Basti pensare che i Livelli Essenziali di Prestazione (LEP), nonostante previsti dall’articolo 117 della Costituzione, tutt’oggi non sono ancora stati calcolati, senza assicurare uniformità di servizi ai cittadini di Bologna come di Napoli, di Milano come di Cosenza, specialmente negli ambiti di istruzione-formazione, sociale e sanità con la determinazione dei fabbisogni standard vincolata ancora alla spesa storica e con la deduzione che se i comuni del sud nel tempo non avevano aperto gli asili nido o istituito il servizio di trasporto scolastico o pubblico vuol dire che non gli serviva e non gli serve.
Ergo: un bambino che nasce a Vibo Valentia non avrà la possibilità di iscriversi ad un asilo, o di usufruire di servizi pubblici come invece potrà fare un coetaneo lombardo o veneto.
Lo diciamo ormai da tempo che il problema competitivo italiano sta nell’iniqua distribuzione di risorse tra Nord e Sud del Paese in termini di infrastrutture e spesa sociale per scuole e sanità, perché sottraendo 61 miliardi di Euro all’anno negli ultimi 10 anni al Sud per finanziare le opere infrastrutturali del Nord, si è ridotto il reddito pro-capite complessivo e si è rinunciato ad una dimensione nazionale di mercato interno.

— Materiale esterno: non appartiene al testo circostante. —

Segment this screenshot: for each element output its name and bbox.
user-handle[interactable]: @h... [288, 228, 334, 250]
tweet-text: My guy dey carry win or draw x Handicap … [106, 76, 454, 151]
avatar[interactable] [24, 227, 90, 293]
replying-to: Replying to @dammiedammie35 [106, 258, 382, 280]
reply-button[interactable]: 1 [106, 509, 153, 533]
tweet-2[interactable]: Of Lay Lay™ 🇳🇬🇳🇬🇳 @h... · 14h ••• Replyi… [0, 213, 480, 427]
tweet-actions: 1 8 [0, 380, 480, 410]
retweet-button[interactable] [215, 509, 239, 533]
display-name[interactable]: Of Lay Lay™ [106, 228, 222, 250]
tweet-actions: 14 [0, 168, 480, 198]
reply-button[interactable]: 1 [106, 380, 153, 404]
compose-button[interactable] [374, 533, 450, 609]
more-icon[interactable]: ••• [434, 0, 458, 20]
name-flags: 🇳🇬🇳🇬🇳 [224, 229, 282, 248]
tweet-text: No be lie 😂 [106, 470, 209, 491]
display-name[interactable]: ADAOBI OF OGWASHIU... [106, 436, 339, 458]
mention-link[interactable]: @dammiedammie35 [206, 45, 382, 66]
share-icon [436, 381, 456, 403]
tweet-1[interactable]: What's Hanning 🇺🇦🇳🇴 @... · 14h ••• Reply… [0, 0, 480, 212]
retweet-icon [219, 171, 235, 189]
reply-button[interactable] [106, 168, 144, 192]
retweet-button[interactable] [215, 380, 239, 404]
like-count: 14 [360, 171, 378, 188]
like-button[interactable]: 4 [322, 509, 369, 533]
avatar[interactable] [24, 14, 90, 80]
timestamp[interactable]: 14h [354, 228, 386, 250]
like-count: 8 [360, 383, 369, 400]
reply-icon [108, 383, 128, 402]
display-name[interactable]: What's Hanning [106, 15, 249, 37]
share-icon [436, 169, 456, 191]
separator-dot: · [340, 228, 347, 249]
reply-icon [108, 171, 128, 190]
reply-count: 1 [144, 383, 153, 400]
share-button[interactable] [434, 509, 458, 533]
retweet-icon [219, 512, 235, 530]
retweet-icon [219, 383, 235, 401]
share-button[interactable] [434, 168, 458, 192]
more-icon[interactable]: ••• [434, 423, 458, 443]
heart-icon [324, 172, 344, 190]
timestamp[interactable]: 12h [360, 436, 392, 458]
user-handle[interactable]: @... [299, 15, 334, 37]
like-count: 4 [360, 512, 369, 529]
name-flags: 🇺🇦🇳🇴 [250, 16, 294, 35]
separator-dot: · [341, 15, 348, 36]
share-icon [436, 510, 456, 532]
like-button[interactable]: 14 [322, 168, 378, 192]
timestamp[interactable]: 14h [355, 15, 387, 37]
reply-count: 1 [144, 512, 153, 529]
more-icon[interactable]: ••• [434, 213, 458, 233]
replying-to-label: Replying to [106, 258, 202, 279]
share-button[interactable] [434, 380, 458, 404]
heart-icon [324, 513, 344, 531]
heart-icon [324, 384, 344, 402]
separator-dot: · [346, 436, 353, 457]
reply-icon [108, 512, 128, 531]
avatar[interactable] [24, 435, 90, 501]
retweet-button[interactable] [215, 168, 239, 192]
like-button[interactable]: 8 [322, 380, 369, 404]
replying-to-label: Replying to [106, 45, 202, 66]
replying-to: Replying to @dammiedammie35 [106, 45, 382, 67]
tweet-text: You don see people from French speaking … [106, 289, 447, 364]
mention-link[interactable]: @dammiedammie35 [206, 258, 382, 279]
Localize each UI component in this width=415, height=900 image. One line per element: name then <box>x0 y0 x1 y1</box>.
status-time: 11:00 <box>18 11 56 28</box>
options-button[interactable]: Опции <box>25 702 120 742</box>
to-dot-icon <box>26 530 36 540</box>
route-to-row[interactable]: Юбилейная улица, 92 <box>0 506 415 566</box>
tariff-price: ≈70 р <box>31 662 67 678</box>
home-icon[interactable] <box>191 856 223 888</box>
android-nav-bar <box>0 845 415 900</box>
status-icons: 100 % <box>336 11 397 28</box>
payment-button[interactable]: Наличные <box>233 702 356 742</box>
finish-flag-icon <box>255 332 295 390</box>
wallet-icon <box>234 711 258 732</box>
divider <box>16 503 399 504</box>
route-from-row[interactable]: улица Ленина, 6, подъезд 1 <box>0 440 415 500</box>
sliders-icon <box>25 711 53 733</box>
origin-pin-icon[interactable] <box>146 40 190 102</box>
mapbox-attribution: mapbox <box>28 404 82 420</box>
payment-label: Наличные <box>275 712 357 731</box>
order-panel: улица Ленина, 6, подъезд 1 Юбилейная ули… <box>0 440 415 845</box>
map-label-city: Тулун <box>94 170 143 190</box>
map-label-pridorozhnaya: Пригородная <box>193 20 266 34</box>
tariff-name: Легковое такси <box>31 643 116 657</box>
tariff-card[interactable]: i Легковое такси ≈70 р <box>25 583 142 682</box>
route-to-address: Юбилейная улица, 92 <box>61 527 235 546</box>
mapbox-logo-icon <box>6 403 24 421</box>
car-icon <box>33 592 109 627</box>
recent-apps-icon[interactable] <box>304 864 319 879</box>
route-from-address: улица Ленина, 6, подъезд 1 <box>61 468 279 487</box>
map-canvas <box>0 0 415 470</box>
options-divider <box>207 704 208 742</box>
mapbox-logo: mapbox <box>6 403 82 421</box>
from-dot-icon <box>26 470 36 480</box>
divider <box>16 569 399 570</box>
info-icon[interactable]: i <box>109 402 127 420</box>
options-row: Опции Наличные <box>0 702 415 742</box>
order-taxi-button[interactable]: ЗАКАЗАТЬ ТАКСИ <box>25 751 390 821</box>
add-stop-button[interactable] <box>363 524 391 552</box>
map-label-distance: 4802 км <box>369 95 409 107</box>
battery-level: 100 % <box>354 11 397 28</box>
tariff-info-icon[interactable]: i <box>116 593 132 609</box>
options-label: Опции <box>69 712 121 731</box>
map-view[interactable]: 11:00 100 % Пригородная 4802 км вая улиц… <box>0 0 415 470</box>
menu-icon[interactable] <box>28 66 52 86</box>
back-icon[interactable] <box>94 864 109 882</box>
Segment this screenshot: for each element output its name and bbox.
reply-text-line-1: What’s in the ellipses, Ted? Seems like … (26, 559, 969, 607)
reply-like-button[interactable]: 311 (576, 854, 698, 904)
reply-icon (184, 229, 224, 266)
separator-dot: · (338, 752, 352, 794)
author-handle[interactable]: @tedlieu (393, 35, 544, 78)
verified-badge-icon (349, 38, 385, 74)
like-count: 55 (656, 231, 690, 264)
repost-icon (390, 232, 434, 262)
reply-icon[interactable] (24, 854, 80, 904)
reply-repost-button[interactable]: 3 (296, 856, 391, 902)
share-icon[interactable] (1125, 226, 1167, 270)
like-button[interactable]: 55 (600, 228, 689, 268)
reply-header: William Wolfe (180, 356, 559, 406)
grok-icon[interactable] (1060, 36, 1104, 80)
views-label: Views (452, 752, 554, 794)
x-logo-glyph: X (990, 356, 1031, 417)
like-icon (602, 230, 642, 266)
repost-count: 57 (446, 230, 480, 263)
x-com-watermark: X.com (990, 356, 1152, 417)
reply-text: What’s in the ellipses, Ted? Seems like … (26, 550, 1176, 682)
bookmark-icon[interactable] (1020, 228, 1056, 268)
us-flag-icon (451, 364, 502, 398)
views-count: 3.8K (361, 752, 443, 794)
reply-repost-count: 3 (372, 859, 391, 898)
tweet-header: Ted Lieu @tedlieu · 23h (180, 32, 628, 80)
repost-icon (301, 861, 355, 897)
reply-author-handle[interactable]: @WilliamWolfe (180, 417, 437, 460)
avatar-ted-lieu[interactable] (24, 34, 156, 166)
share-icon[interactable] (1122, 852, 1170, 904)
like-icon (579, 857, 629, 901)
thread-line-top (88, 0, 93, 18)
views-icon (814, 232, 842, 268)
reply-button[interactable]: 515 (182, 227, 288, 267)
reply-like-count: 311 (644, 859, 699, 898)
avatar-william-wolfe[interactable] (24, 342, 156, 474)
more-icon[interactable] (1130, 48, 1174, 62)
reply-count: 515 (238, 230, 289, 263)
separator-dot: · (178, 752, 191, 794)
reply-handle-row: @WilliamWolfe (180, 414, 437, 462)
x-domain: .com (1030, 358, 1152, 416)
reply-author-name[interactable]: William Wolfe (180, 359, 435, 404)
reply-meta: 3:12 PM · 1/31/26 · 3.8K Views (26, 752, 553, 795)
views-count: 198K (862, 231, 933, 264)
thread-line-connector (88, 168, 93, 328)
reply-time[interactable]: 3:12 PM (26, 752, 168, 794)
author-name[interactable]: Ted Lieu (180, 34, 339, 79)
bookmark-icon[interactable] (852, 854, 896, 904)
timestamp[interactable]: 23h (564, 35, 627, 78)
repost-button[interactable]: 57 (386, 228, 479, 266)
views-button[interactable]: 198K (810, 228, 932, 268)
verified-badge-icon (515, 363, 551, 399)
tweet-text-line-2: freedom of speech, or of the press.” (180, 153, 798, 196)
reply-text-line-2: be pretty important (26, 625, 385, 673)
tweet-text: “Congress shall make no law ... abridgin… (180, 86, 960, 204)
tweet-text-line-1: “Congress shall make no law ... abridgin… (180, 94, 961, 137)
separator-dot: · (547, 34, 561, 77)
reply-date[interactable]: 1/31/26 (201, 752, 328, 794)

Basterebbero tre scelte fondamentali:
1) superare il concetto della spesa storica, riferendosi alla capacità fiscale dei territori e togliendo risorse a chi ne ha di più e destinandole a chi ha di meno, attuando finalmente la parificazione dei diritti di cittadinanza sancita dalla Costituzione in materia di scuola, sanità, mobilità e infrastrutture.
2) Attuare la perequazione infrastrutturale, affinché gli investimenti pubblici infrastrutturali si facciano finalmente al Sud e le imprese delocalizzino qui impianti e ricerca.
3) Ricalcolare i fabbisogni standard di riferimento per una giusta ripartizione delle risorse.
Dare un’occhiata ai rapporti SVIMEZ degli ultimi anni, servirebbe per avere contezza di questa drammatica realtà, evitando ulteriori procrastinanti perdite di tempo, scongiurando i conflitti sociali e l’aumento della forbice tra i cittadini diventati ricchi con i soldi degli altri.
Allora bisogna dire basta all’ipocrita e dannosa logica che pianifica assistenza per il Sud, mentre per il Nord soldi e cantieri. Logiche che danno l’idea dell’ennesima beffa, dell’ennesimo impianto assistenzialistico che non risolve le questioni di fondo: abbiamo bisogno di una grande stagione di interventi straordinari, oggi e non domani, per la ripresa del Mezzogiorno e per la salvezza dell’intero Paese.